Sunday, July 26th.
Full disclosure: I’m not a church-goer.
Do I believe in a higher power? Yes. But that’s my personal belief. And I have a very … ambivalent relationship with organized religion.
However, because of my experiences in attending two different church sects in my youth, I try to be understanding and respectful when it comes to people’s religious beliefs, and their right to worship.
So when I was hastily planning my trip, I knew, in the back of my mind, that a trip to church with my cousin would likely happen. As I panicked over what to pack, and voiced my concerns to my mom, she said to me, “I’m sure you won’t have to go to church, if you don’t want to.”
Wrong. So. Wrong.
For folks who are of West Indian (or even African-American) descent, you’ll understand what I’m about to say. But to anyone else: in the Caribbean (and in this case, Jamaica) church is a serious business. And they can be equally as serious about their church attire.
It’s not just about putting on a dress, versus pants. It’s wearing stuff that other people might reserve for a special occasion, like a wedding.
Sometimes, there are hats involved. Not fascinators. HATS.
If there is such a thing as “church hat swagger”, I wouldn’t be surprised.
Of course, I listened to my mom, and only packed a sundress.
The subject of a church outfit briefly came up early in the trip, but didn’t go very far. But when it finally reared its ugly head on Saturday, K had to lend me an outfit.

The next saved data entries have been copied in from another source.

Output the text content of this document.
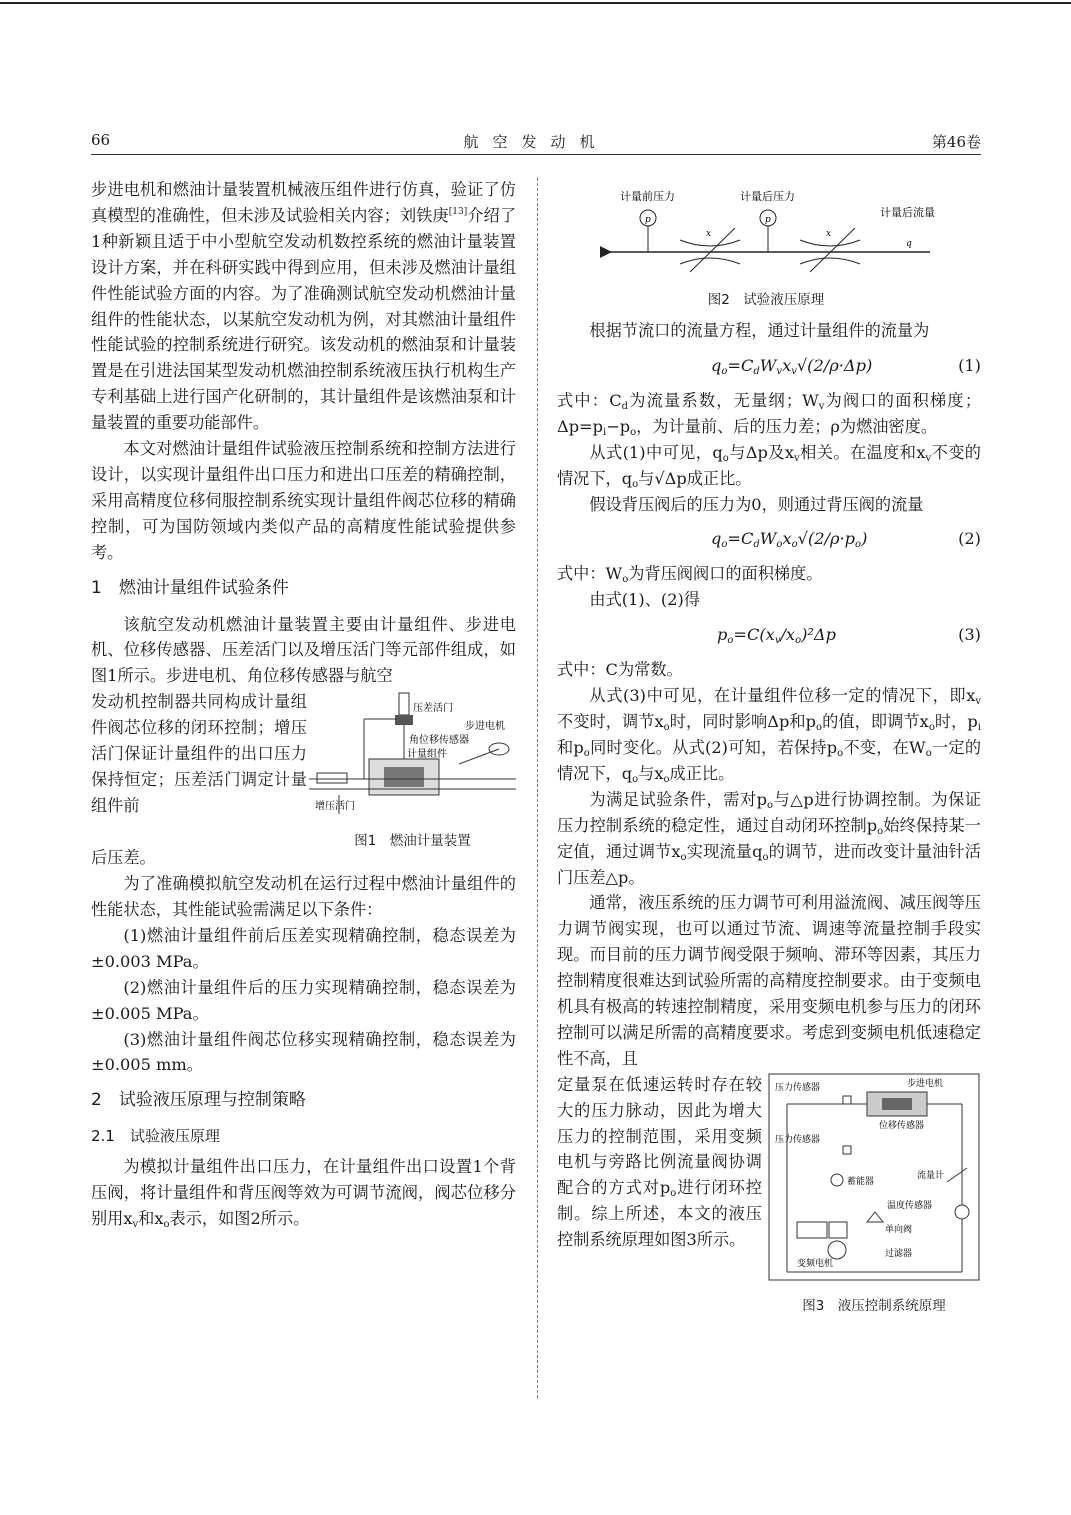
66	航空发动机	第46卷

步进电机和燃油计量装置机械液压组件进行仿真，验证了仿真模型的准确性，但未涉及试验相关内容；刘铁庚[13]介绍了1种新颖且适于中小型航空发动机数控系统的燃油计量装置设计方案，并在科研实践中得到应用，但未涉及燃油计量组件性能试验方面的内容。为了准确测试航空发动机燃油计量组件的性能状态，以某航空发动机为例，对其燃油计量组件性能试验的控制系统进行研究。该发动机的燃油泵和计量装置是在引进法国某型发动机燃油控制系统液压执行机构生产专利基础上进行国产化研制的，其计量组件是该燃油泵和计量装置的重要功能部件。

本文对燃油计量组件试验液压控制系统和控制方法进行设计，以实现计量组件出口压力和进出口压差的精确控制，采用高精度位移伺服控制系统实现计量组件阀芯位移的精确控制，可为国防领域内类似产品的高精度性能试验提供参考。

1　燃油计量组件试验条件

该航空发动机燃油计量装置主要由计量组件、步进电机、位移传感器、压差活门以及增压活门等元部件组成，如图1所示。步进电机、角位移传感器与航空

发动机控制器共同构成计量组件阀芯位移的闭环控制；增压活门保证计量组件的出口压力保持恒定；压差活门调定计量组件前
压差活门
步进电机
角位移传感器
计量组件
增压活门
图1　燃油计量装置

后压差。

为了准确模拟航空发动机在运行过程中燃油计量组件的性能状态，其性能试验需满足以下条件：

(1)燃油计量组件前后压差实现精确控制，稳态误差为±0.003 MPa。

(2)燃油计量组件后的压力实现精确控制，稳态误差为±0.005 MPa。

(3)燃油计量组件阀芯位移实现精确控制，稳态误差为±0.005 mm。

2　试验液压原理与控制策略
2.1　试验液压原理

为模拟计量组件出口压力，在计量组件出口设置1个背压阀，将计量组件和背压阀等效为可调节流阀，阀芯位移分别用$x_v$和$x_o$表示，如图2所示。

计量前压力	计量后压力
计量后流量
p	p
x	x
q
图2　试验液压原理

根据节流口的流量方程，通过计量组件的流量为

$q_o=C_dW_vx_v√(2/\rho\cdot\Delta p)$	(1)

式中：$C_d$为流量系数，无量纲；$W_v$为阀口的面积梯度；$\Delta p=p_i-p_o$，为计量前、后的压力差；ρ为燃油密度。

从式(1)中可见，$q_o$与Δp及$x_v$相关。在温度和$x_v$不变的情况下，$q_o$与√Δp成正比。

假设背压阀后的压力为0，则通过背压阀的流量

$q_o=C_dW_ox_o√(2/\rho\cdot p_o)$	(2)

式中：$W_o$为背压阀阀口的面积梯度。

由式(1)、(2)得

$p_o=C(x_v/x_o)^2\Delta p$	(3)

式中：C为常数。

从式(3)中可见，在计量组件位移一定的情况下，即$x_v$不变时，调节$x_o$时，同时影响Δp和$p_o$的值，即调节$x_o$时，$p_i$和$p_o$同时变化。从式(2)可知，若保持$p_o$不变，在$W_o$一定的情况下，$q_o$与$x_o$成正比。

为满足试验条件，需对$p_o$与△p进行协调控制。为保证压力控制系统的稳定性，通过自动闭环控制$p_o$始终保持某一定值，通过调节$x_o$实现流量$q_o$的调节，进而改变计量油针活门压差△p。

通常，液压系统的压力调节可利用溢流阀、减压阀等压力调节阀实现，也可以通过节流、调速等流量控制手段实现。而目前的压力调节阀受限于频响、滞环等因素，其压力控制精度很难达到试验所需的高精度控制要求。由于变频电机具有极高的转速控制精度，采用变频电机参与压力的闭环控制可以满足所需的高精度要求。考虑到变频电机低速稳定性不高，且

定量泵在低速运转时存在较大的压力脉动，因此为增大压力的控制范围，采用变频电机与旁路比例流量阀协调配合的方式对$p_o$进行闭环控制。综上所述，本文的液压控制系统原理如图3所示。
压力传感器	步进电机
位移传感器
压力传感器
流量计
温度传感器
蓄能器
单向阀
过滤器
变频电机
图3　液压控制系统原理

Although she didn’t say anything, I don’t think she wasn’t terribly impressed – she told me, “You must always carry something casual as well as formal.” (I also overheard her talking to her friend and mentioning how I didn’t bring any church outfits. Lesson noted and learned.)
In the end, she lent me a tight, black, knit dress, a pair of pointy-toed shoes and some jewellery to match. This was going to be an interesting ensemble to wear in the heat.
One of K’s friends picks us up and drives us over to the Moravian church around the corner from my (absent) aunt’s house.
Unlike church services in my youth — and despite the oppressive heat — this one keeps my attention, and keeps me awake. It’s a nice service, and the small congregation seems lovely. It’s also fairly brief at, 90 minutes in length.
Minutes after the service ends, there’s no dallying — there’s another church-related event happening in St. Elizabeth parish. One of the former pastors of K’s church is being ordained as a bishop in a special event/service. And we’re going.
I will tell you one thing about the drive down: it’s probably the coolest I’ve been, for the longest period of time, during this entire trip. It’s downright heavenly. I gaze at the scenery as we pass through town after town. I close my eyes …
And when I open them, we’re driving under a shady tunnel of trees, with fields beyond them. Turns out, we’re passing through Holland Bamboo.
A little while later, we arrive at the church, in the town of Santa Cruz.
It’s two levels, with a sizeable upper level for those members of the congregation who can’t get a seat in one of the pews on the main level. Inside, the overhead fans – all 10 of them – are whirring away. The only thing it shares with the one back in Montego Bay are those hard, unforgiving wooden pews.
And people are dressed to the hilt. Dress of all styles and colours. Heels of all heights. Hats of all sizes.
There isn’t a free seat anywhere. K and I are crammed into a pew like sardines; the black knit dress clings to me like a small child.
Forty-five minutes after we arrive, the service begins. There are two choirs on this occasion – a senior choir that sings the hymns for most of the church program, and a youth choir.
The presiding bishop speaks for a good 45 minutes before the man of the hour is officially ordained. All in, the ceremony lasts about two and a half hours.
After a restroom break and some refreshments, we eventually leave for home.
The trip back seems to take longer than the one to St. Elizabeth. There’s a brief roadside stop so one of the passengers can buy some fried shrimp. And it’s gotten dark.
As we approach the city limits, K asks for us to be dropped off in town so we can catch a taxi home.
We have plans to go to Negril tomorrow morning, but K and I haven’t really talked about what time we’re leaving. When we finally reach home, she’s so exhausted, she makes a cup of tea and goes straight to bed.
I guess we’ll figure it out when we get up tomorrow.